Friedrich Michael: Ein Mittag bei Hermann Hesse
Bis die Funke-Gruppe den Funken der Hardcore-Sparsamkeit nach Mitteldeutschland überspringen ließ, nutzte ich beinahe jede Gelegenheit, auf Friedrich Michael aufmerksam zu machen. Einen namhafteren in Ilmenau geborenen Autor gibt es nicht, Themen und Orte boten und bieten sich immer wieder an. Nur: Wenn ich schon ohne Honorar arbeite, dann tue ich das natürlich guten Gewissens nur für mich selbst. Das führt sogar zu erweiterten Möglichkeiten und zu weit, sollte es hier zum Nebenthema erhoben werden. An Hermann Hesses Todestag, der weder rund ist, noch mit Essen oder Ilmenau in Verbindung zu bringen, greife ich zu einem der mir so sympathischen Sammelbände des Thorbecke-Verlages, er trägt den nicht eben wahnsinnig aufregenden Titel „So ernst wie heiter“, und finde dort einen 1980 geschriebenen Text als Erstveröffentlichung, der „Ein Mittag bei Hermann Hesse“ überschrieben ist. 1983, als der von Volker Michels herausgegebene Band erschien, lebte Friedrich Michael noch, es war das Jahr, in dem er 91 wurde. Es hat eine nicht zu hinterfragende Selbstverständlichkeit, dass Michels, der emsigste und profundeste Hesse-Herausgeber und Kenner, der sich denken lässt, sich für den Insel-Verleger Michael engagierte und eben auch den genannten unveröffentlichten Text in die Sammlung aufnahm, die alles in allem 80 Beiträge zusammenfasst, die sich dem Untertitel „Betrachtungen, Erinnerungen, Episteln und Glossen“ zwanglos zuordnen lassen.

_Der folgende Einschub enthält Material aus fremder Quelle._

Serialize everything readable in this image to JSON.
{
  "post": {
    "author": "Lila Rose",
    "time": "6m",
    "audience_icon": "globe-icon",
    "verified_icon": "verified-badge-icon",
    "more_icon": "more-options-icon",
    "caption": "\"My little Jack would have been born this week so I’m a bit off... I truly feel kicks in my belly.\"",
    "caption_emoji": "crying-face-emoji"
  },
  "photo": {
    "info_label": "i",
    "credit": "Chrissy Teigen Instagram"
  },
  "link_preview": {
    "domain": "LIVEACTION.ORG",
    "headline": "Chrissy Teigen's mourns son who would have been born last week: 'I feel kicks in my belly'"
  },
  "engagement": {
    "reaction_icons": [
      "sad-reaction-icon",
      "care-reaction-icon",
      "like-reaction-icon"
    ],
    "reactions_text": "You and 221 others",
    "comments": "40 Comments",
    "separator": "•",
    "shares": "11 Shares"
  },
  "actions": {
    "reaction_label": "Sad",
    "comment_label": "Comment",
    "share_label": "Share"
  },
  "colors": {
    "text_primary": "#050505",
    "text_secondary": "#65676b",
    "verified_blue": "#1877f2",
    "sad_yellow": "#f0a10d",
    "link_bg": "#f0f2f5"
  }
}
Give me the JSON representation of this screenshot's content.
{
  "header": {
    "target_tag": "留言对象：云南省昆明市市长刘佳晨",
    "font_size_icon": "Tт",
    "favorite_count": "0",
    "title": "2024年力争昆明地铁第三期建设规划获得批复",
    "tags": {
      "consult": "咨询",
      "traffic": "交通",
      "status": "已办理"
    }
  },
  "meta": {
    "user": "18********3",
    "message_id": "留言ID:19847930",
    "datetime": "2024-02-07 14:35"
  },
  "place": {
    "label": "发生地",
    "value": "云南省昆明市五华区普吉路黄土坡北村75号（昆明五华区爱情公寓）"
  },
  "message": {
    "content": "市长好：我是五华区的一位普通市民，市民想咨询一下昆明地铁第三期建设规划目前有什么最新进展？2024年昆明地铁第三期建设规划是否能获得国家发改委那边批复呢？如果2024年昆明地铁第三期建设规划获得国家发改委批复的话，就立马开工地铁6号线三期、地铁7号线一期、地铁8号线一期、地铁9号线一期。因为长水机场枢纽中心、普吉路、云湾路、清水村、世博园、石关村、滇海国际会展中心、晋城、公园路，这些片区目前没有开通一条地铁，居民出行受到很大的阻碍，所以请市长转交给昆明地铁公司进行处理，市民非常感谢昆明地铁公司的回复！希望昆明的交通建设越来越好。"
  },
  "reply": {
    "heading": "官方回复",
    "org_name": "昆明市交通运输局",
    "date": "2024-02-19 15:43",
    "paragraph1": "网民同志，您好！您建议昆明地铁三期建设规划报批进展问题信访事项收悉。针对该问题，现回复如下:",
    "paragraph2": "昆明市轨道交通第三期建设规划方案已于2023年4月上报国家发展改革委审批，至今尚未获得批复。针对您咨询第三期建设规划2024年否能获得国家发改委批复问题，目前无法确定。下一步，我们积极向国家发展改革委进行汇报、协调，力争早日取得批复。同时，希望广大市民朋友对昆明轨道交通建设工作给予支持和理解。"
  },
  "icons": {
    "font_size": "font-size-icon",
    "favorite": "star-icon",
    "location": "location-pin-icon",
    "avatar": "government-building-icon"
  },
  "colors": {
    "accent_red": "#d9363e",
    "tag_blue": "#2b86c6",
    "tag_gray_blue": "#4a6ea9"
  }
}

„Ein Mittag bei Hermann Hesse“ führt in das Jahr 1960 zurück, es war für Friedrich Michael das erste Jahr mit Ferien ohne Rückkehr an einen Arbeitsplatz. Michael genoss den Ruhestand, man könnte nachschauen, ob sich das auf seine Texte spürbar auswirkte, ob es andere und neue Themen für ihn interessant machte. Erinnerungen, das versteht sich, gewinnen an Bedeutung, je älter der sich Erinnernde wird und je wichtiger das Erinnerte scheinbar oder tatsächlich für die Nachwelt sich darstellt, Irrtümer inklusive. In der alten Bundesrepublik war es phasenweise ein Sport, Hermann Hesse niederzumachen, die Granden von ZEIT und SPIEGEL waren sich nicht zu schade, auf eine ihnen langfristig kein gutes Zeugnis ausstellende Weise mitzumischen an der oberschlauen und pseudoavantgardistischen Niedermache des Nobelpreisträgers aus der Schweiz. Immerhin besaß die SPIEGEL-Truppe vor einigen Jahren Humor genug, einen Leserbrief von mir an exponierter Stelle blatttypisch teilabzudrucken.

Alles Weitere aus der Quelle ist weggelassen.